“Show me drink!” commanded he, hurrying his horse over to the spring where the girls had drank.
One taste of the water and he made a wry face.
“You say you tak him?” asked the guide anxiously.
“Yes, lots of it,” replied Ruth.
“Him mos’ bad as dem bad land. Dat alkali water.”
“What do you mean, Tally?” anxiously asked several girls.
“Him mak mucha ache here,” explained Tally, placing his hands over his stomach and bending low with an agonized expression.
But the damage was done and so the scouts had to make the best of the case. Consequently, it was not long before Ruth was tied into knots and hardly able to sit in the saddle. The others, according to the quantity they had taken, were griped also. This did not add anything to the pleasure of the ride across the hot dry sand. But as long as they had essayed to cross that day, they kept on going slowly, hoping that with each cramp the scouts would begin to recover from the effects of the water.
Tally and his friend had been so certain that they would reach the other side of the desert before dark, that no one felt the slightest apprehension on that score.

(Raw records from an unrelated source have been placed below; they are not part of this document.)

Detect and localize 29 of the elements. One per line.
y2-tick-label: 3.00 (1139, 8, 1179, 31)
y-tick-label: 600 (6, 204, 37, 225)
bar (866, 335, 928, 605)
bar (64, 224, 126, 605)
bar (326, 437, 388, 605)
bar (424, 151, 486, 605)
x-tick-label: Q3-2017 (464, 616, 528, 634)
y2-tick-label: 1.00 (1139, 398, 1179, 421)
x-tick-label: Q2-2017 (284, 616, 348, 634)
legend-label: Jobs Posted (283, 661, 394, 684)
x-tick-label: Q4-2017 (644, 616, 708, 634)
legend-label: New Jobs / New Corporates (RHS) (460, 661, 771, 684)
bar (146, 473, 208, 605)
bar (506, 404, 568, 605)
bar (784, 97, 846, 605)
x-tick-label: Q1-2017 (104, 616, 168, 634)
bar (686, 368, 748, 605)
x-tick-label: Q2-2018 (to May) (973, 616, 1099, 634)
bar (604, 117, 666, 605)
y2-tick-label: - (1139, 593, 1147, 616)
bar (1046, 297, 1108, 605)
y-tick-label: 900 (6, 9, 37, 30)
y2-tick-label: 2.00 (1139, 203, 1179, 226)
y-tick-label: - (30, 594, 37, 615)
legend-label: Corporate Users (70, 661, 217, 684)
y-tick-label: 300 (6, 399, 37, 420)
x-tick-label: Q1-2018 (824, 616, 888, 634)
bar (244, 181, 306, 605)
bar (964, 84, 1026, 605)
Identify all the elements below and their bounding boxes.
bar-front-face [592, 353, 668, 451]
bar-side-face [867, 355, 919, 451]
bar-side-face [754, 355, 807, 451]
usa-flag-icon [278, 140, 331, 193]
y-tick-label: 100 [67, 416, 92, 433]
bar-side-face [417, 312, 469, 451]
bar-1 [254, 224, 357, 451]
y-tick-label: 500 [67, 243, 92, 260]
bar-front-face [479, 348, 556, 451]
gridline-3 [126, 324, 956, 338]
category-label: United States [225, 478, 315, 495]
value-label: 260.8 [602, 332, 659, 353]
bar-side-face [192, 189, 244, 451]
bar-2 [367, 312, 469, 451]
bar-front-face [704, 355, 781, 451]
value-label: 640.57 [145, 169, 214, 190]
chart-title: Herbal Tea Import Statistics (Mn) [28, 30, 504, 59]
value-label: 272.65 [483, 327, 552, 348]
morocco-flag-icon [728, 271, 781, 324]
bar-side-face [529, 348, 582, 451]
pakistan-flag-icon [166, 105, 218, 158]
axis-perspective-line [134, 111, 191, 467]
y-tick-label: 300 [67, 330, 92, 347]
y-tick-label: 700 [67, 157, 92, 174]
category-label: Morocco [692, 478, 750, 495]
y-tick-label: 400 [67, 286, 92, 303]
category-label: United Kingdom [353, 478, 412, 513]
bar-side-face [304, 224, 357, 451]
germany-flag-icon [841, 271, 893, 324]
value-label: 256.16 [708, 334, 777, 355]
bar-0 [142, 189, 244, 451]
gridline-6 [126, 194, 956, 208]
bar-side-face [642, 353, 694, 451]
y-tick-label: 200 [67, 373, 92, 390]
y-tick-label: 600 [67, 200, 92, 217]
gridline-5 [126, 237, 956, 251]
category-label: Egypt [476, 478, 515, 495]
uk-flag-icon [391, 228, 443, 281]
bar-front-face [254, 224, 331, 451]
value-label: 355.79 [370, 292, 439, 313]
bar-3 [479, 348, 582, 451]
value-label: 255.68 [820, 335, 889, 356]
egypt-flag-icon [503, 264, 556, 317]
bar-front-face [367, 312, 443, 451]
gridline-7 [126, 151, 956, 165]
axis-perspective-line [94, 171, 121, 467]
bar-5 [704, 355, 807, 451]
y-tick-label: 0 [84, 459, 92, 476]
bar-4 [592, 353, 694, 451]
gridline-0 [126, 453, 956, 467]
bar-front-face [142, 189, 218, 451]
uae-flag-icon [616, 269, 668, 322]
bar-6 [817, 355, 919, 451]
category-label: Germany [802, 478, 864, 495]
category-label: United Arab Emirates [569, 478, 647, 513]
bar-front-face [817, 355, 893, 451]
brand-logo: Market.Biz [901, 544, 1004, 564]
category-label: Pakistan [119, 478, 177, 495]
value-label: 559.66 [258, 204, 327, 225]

But the slowness with which the scouts had to travel made it dubious whether the riders would gain the other side before night.
Here and there, scattered over the desert sand, were queer craggy formations of lava, as if some volcanic eruption had thrown the heaps of burnt-out lava broadcast, to rest for ages upon the sea of waste. There was a constant wind blowing across the desert, that carried the tiniest particles of sand with it, and these cut into faces and uncovered parts of the flesh of horses and riders. This stinging sand added no little to the misery of the suffering scouts.